I may have already sent this but connection to $ is atrocious On 7 May 2016 10:38 p.m., “Dr. Malcolm Kendrick” wrote:
> Dr. Malcolm Kendrick posted: “Heart disease and inflammation. A few people > have sent me links to a recent paper called ‘Inflammation and > Atherosclerosis.’ This was published in Circulation, and the authors were: > Peter Libby, MD; Paul M. Ridker, MD; Attilio Maseri, MD. Remember two ” >
Sorry for this off topic comment, but while searching past posts I came across some responses to one of my comments to which I did not reply, because Dr. K issued a new post and I thought the other thread was over. The comment which I made was that I did not believe was that 70% of our body heat was being generated by the microbiome. I stated that you probably could kill all of the microbiome and the body temperature would not be affected. Perhaps that was a bit extreme as a response as probably temperature would be affected either up or down, don’t know which. Shasa thought that it would go down fast as the body would be dead. Diana asked why I thought so. Well I don’t have a scientific answer, but I thought that a newly born baby doesn’t have an established microbiome, but develops it over the course of time. So if one destroyed one’s microbiome with say antibiotics, would that necessarily drop your body temperature to the point that other processes would not be able to compensate?
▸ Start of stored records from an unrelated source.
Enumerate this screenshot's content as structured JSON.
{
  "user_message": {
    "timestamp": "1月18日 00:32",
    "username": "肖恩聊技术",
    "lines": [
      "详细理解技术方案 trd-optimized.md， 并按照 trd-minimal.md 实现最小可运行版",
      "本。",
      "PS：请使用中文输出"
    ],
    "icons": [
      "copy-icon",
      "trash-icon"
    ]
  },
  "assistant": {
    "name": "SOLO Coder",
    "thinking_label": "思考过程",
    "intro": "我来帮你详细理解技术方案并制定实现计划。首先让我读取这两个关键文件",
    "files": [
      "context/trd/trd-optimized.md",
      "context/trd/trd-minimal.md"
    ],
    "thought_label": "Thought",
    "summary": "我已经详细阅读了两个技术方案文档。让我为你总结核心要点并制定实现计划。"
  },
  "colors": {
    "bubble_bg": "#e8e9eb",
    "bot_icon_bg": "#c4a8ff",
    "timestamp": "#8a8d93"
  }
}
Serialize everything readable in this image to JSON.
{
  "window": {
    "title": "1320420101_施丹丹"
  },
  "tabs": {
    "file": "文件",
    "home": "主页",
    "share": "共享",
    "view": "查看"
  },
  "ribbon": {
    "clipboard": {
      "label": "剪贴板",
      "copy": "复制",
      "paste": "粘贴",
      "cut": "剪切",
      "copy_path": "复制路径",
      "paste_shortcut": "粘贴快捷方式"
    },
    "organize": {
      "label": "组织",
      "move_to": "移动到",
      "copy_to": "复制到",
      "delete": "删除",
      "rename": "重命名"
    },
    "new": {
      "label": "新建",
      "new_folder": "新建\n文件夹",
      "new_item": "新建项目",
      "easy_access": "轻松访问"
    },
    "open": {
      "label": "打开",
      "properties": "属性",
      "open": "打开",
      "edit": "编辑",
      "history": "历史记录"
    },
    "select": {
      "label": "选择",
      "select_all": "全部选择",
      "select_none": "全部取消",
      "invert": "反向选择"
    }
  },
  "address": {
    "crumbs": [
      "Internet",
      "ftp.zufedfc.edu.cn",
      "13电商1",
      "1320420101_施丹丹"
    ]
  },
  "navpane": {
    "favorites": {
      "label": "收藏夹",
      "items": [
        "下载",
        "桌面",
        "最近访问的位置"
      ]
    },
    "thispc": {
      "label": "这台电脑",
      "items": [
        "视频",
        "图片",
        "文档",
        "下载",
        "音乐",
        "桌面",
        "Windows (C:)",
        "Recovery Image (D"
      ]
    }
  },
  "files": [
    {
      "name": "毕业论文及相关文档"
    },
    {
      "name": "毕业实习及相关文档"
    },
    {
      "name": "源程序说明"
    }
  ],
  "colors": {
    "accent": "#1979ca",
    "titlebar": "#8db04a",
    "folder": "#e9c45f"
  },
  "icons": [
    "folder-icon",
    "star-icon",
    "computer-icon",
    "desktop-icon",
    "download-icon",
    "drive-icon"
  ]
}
Anyway that was my thinking. Sorry that I did not respond earlier.
John U: Appreciate your input. Dr. Kendrick’s blog is a process of learning for all of us. If an infant is swaddled because it cannot generate sufficient body heat, what implications does this have in your thinking?
“Well I don’t have a scientific answer, but I thought that a newly born baby doesn’t have an established microbiome, but develops it over the course of time. ”
Sorry, John. Sasha is right and you are wrong. I don’t know what you mean by “established” – probably something along “adult-like”? but neither foetus nor a newborn baby is sterile. Even (heatlhy) placenta is full of microbes.
Babies in the Womb Aren’t So Sterile After All (2015)
Developmental aspects of maternal-fetal, and infant gut microbiota and implications for long-term health (Neu, 2015)
Hello Dr Kendrick.
I have just been listening to a radio interview you gave last year. In it, you mention aspirin and the cost/benefit of taking it to reduce your chances of heart disease when it might cause a bleed. Do we know the chances of a bleed on aspirin compared to on prescription anticoagulants? And, if the latter carry a higher chance of a bleed, is it considered an acceptable risk when the danger is CVD or DVT/embolism? Finally, in the case of DVT, is it as “simple” as “just” lowering your clotting factors?